Andrew Firestone: $50 Million
Reality TV show: “The Bachelor”
As heir to the Firestone Tire fortune, Andrew Firestone was plenty wealthy before he starred on season three of “The Bachelor.” Although his love didn’t last with his final pick, he is now married to someone else and has three children.
Carole Radziwill: $50 Million
Reality TV show: “The Real Housewives of New York City”
Carole Radziwell has found success on her own as a journalist and book author, but you might not know that this Bravo star is royal by marriage. The former “Real Housewives of New York City” cast member was married to Prince Anthony Radziwill of Poland, who died of cancer.

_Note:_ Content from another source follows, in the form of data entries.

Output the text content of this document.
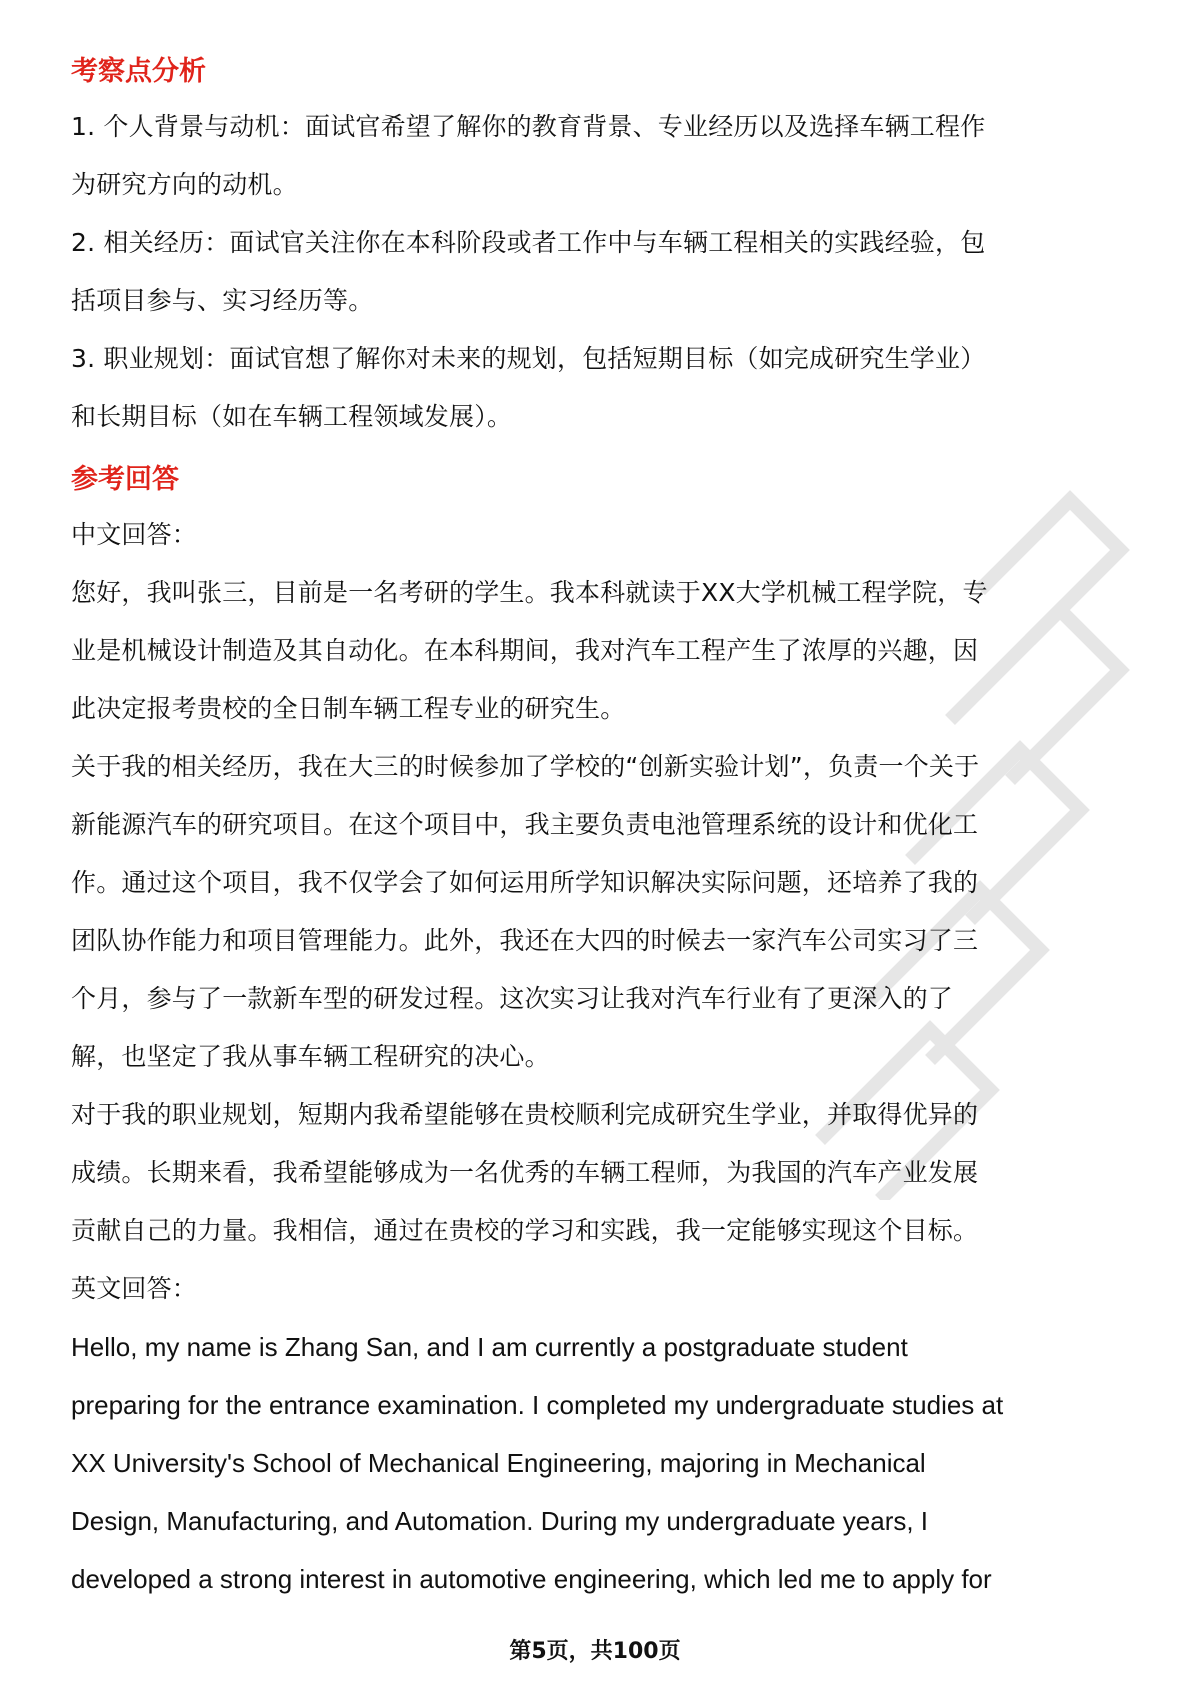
考察点分析

1. 个人背景与动机：面试官希望了解你的教育背景、专业经历以及选择车辆工程作

为研究方向的动机。

2. 相关经历：面试官关注你在本科阶段或者工作中与车辆工程相关的实践经验，包

括项目参与、实习经历等。

3. 职业规划：面试官想了解你对未来的规划，包括短期目标（如完成研究生学业）

和长期目标（如在车辆工程领域发展）。

参考回答

中文回答：

您好，我叫张三，目前是一名考研的学生。我本科就读于XX大学机械工程学院，专

业是机械设计制造及其自动化。在本科期间，我对汽车工程产生了浓厚的兴趣，因

此决定报考贵校的全日制车辆工程专业的研究生。

关于我的相关经历，我在大三的时候参加了学校的“创新实验计划”，负责一个关于

新能源汽车的研究项目。在这个项目中，我主要负责电池管理系统的设计和优化工

作。通过这个项目，我不仅学会了如何运用所学知识解决实际问题，还培养了我的

团队协作能力和项目管理能力。此外，我还在大四的时候去一家汽车公司实习了三

个月，参与了一款新车型的研发过程。这次实习让我对汽车行业有了更深入的了

解，也坚定了我从事车辆工程研究的决心。

对于我的职业规划，短期内我希望能够在贵校顺利完成研究生学业，并取得优异的

成绩。长期来看，我希望能够成为一名优秀的车辆工程师，为我国的汽车产业发展

贡献自己的力量。我相信，通过在贵校的学习和实践，我一定能够实现这个目标。

英文回答：

Hello, my name is Zhang San, and I am currently a postgraduate student

preparing for the entrance examination. I completed my undergraduate studies at

XX University's School of Mechanical Engineering, majoring in Mechanical

Design, Manufacturing, and Automation. During my undergraduate years, I

developed a strong interest in automotive engineering, which led me to apply for

第5页，共100页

She is also a distant relative of the Kennedys.
Kyle Richards: $50 Million
Reality TV shows: “The Real Housewives of Beverly Hills,” “The Celebrity Apprentice”
Before she was on reality TV, Kyle Richards was a successful child actress with roles on scripted television shows that included “Little House on the Prairie” and “E.R.” Another boost to her finances is Richards’ marriage to Mauricio Umansky, who runs international real estate company The Agency.
Johnny Knoxville: $75 Million
Reality TV show: “Jackass”
It apparently pays to be a “Jackass.” Johnny Knoxville made his millions as a creator and star of the MTV stunt show, which ran from 2000 to 2007. The show also led to four feature films, which likely added to Knoxville’s wealth. He also has two production companies — Hello Junior and Dickhouse Productions, which produces “Rob Dydrek’s Fantasy Factory,” “Ridiculousness” and “Nitro Circus.”
Lisa Vanderpump: $75 Million
Reality TV shows: “The Real Housewives of Beverly Hills,” “Vanderpump Rules”
Life really is all diamonds and rosé for Lisa Vanderpump. Although the restaurateur announced in June 2019 that she would be leaving “The Real Housewives of Beverly Hills,” she probably wasn’t relying on her reality salary to keep her luxurious lifestyle afloat. Vanderpump and her husband, Ken Todd, own 26 bars and restaurants across Europe and three in the U.S., including SUR, which is featured on her other Bravo show, “Vanderpump Rules.” She also has a line of pet accessories and her own sangria brand.
Jonathan and Drew Scott: $100 Million Each
Reality TV shows: “Property Brothers,” “Property Brothers: Buying and Selling,” “Brother vs. Brother”
Reality television has helped Jonathan and Drew Scott become millionaires 100 times over. In addition to their three HGTV shows, the brothers have a production company, Brothers Entertainment, and a line of indoor and outdoor furniture and decor, the Scott Living Collection.